Wednesday, July 18, 2012
Frances, starting now
At the beginning of Alys, Always by Harriet Lane, Frances Thorpe shares an odd, tense moment of intimacy with a stranger. There has been a car accident, and Frances speaks to a woman trapped inside an overturned vehicle. The woman, Alys Kyte, dies. When Frances meets with Alys’s husband and children, she tells them that Alys’s last words were “Tell them I love them.”
It’s a lie. Alys never said anything like that. So why does Frances claim she did? Is it an impulsive attempt to make them feel better? Or does Frances have another motive, one that’s less kind?

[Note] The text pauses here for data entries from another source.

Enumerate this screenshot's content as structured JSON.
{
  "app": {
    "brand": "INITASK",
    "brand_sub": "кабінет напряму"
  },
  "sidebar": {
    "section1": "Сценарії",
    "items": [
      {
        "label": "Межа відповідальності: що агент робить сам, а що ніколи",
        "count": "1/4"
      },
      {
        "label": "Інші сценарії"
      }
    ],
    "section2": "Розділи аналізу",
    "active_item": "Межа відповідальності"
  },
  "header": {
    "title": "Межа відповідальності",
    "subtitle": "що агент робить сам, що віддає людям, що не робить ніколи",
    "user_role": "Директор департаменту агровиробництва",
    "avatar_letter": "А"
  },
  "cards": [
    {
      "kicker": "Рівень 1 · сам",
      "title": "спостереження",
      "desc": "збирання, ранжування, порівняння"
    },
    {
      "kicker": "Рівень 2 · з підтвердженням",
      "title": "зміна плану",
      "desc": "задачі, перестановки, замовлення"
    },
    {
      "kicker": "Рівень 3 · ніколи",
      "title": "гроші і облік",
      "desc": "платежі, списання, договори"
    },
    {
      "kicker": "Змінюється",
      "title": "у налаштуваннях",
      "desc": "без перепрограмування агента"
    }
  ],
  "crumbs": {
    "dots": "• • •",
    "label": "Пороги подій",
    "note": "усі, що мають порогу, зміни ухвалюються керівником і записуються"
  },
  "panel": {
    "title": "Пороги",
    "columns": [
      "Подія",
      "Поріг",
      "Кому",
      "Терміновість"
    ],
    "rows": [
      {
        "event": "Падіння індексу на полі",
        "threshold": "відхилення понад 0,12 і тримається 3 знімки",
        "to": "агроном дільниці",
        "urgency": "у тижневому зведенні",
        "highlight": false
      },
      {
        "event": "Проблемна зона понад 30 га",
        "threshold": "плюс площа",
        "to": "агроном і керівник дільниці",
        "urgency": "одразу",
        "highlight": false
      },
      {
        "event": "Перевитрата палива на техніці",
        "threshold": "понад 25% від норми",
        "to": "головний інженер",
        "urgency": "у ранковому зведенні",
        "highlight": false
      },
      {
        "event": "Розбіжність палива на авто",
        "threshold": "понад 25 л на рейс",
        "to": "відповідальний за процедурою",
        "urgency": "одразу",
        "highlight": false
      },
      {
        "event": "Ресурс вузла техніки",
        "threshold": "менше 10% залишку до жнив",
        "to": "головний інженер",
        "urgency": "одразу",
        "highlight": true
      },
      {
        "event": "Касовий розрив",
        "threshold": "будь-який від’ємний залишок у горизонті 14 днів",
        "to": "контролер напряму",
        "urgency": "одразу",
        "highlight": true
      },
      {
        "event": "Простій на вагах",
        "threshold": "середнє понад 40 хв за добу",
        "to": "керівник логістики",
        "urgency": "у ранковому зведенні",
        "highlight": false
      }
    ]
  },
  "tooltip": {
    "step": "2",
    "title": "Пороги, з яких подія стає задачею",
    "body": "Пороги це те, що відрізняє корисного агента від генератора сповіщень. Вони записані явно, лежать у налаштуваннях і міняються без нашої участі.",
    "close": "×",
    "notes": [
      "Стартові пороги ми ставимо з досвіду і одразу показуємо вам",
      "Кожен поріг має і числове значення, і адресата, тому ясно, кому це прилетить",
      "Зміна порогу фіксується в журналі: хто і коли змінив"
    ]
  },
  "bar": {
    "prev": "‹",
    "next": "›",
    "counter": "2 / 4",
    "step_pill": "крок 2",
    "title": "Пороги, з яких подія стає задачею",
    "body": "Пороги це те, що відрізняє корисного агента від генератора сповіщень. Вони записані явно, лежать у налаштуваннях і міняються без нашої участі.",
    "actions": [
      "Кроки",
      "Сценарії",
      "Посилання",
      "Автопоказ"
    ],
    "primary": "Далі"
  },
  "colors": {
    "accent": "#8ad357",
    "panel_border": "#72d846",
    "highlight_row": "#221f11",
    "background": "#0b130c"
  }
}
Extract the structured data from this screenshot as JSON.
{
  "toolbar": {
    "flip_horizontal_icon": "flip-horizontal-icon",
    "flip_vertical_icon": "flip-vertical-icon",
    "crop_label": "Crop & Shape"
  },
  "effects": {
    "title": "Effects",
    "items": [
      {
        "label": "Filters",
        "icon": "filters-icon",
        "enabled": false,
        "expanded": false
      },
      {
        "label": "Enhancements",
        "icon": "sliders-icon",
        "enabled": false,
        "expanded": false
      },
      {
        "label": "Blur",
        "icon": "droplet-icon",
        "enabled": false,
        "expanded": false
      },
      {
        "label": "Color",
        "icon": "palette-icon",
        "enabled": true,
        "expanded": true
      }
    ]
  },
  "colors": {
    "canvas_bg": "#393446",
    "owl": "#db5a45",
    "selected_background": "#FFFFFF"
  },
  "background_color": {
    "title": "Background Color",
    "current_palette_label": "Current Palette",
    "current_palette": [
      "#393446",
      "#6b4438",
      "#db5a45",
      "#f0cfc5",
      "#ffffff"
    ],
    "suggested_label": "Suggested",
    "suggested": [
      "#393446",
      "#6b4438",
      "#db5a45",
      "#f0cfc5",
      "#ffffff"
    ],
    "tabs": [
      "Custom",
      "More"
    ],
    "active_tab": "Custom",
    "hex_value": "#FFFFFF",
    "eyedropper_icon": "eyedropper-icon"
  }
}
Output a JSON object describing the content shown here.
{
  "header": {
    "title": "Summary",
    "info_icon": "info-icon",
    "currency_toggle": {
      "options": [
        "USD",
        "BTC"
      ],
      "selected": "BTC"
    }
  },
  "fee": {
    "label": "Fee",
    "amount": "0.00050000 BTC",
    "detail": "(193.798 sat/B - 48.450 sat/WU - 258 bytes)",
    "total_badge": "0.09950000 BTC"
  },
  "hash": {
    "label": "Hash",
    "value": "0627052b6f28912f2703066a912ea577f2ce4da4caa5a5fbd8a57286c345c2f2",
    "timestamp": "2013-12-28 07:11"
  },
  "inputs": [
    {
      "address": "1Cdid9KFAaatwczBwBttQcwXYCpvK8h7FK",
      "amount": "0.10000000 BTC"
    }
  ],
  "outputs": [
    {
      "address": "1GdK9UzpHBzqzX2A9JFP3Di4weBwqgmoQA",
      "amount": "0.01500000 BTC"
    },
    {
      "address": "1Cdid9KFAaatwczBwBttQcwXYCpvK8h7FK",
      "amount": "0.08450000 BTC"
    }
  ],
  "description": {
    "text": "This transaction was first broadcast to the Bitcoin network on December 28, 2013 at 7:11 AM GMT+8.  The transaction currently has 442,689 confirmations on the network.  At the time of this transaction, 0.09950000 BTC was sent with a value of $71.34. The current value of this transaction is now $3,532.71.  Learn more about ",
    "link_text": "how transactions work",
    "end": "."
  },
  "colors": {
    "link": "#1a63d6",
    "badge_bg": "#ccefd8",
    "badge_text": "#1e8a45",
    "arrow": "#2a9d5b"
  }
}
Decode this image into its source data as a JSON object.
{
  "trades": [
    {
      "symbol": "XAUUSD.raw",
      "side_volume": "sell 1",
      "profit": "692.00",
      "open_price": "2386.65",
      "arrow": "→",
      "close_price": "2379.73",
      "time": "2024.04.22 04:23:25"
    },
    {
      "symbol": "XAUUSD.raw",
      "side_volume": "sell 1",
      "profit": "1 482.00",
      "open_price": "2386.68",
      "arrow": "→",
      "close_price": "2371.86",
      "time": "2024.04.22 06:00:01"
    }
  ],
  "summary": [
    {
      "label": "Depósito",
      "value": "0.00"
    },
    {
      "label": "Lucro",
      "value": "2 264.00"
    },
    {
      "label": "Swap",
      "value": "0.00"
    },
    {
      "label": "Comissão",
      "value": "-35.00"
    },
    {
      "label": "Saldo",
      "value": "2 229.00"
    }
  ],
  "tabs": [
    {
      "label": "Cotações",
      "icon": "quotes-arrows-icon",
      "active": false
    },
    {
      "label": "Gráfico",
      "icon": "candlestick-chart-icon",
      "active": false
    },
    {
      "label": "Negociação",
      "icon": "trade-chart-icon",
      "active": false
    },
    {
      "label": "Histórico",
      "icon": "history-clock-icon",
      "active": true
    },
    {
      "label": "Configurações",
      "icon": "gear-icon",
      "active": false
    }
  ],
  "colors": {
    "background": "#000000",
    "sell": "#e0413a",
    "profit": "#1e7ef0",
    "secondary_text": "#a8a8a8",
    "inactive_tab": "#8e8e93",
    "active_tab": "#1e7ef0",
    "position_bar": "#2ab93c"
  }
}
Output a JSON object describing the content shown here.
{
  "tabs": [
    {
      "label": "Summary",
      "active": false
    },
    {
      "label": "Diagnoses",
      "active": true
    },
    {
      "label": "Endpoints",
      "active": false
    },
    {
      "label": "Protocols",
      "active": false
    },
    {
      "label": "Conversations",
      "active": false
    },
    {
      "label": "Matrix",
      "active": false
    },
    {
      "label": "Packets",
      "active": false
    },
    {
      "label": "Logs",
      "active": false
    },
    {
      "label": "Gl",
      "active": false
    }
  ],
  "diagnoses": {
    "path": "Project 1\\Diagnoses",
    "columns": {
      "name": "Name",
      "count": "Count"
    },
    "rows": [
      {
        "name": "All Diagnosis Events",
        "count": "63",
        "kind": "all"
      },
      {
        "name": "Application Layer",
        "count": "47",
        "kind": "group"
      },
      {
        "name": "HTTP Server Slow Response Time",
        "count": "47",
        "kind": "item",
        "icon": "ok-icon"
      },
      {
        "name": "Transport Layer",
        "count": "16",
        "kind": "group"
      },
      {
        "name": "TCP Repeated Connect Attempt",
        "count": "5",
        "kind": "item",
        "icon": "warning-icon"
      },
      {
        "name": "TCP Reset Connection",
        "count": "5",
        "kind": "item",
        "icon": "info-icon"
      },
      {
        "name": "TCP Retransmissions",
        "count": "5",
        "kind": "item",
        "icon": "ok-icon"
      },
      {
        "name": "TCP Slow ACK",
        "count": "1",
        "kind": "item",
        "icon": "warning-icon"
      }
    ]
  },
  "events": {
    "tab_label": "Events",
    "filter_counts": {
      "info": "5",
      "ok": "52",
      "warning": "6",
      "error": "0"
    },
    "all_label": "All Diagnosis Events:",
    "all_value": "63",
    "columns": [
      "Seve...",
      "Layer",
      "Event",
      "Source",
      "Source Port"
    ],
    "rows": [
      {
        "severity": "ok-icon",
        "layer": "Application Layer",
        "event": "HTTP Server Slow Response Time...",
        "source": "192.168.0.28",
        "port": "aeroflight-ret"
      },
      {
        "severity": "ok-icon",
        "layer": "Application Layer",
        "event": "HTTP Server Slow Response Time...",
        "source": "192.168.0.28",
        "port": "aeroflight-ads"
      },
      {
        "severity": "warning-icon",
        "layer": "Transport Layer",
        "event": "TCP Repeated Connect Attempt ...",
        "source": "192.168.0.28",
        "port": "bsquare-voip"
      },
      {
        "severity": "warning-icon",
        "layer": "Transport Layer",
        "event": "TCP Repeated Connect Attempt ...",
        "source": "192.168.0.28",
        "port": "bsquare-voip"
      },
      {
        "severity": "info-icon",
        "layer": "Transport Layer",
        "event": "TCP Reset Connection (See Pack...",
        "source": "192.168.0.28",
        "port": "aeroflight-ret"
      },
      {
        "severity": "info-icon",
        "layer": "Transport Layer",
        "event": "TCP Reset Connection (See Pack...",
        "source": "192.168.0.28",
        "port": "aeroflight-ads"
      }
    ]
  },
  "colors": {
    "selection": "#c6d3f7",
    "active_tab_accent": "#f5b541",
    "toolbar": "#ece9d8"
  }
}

Alys, Always is a British novel of manners that at first seems to be about a nice young woman meeting a lovely family under unusual circumstances. Soon you notice, though, that it absolutely reeks of class jealousy, covetousness, and manipulation.
Frances is a lowly copyeditor at a beleaguered literary magazine, with embarrassing parents and a gray London flat, who longs for a more beautiful life - the kind that money can buy. At Alys’s funeral, Frances checks out the Kyte house and notices the rugs, the china, the “bathroom with a rolltop bath, a snatched impression of an airing cupboard luxuriously stashed with fat, white towels.”
In her world, novelists are regarded as celebrities. Alys was the wife of a Booker Award-winning author and screenwriter, and her upper-class gentility shines even as she’s dying in a crushed car.
What can Frances possibly do with that brief connection? It’s hard to imagine; but the sly and industrious Frances knows how to make the most of her chances. She is not a good person, but she's so smart and so remorseless in going after what she knows she deserves, you have to admire her nerve.
Pick up Alys, Always, for an entertaining read about one very ambitious character.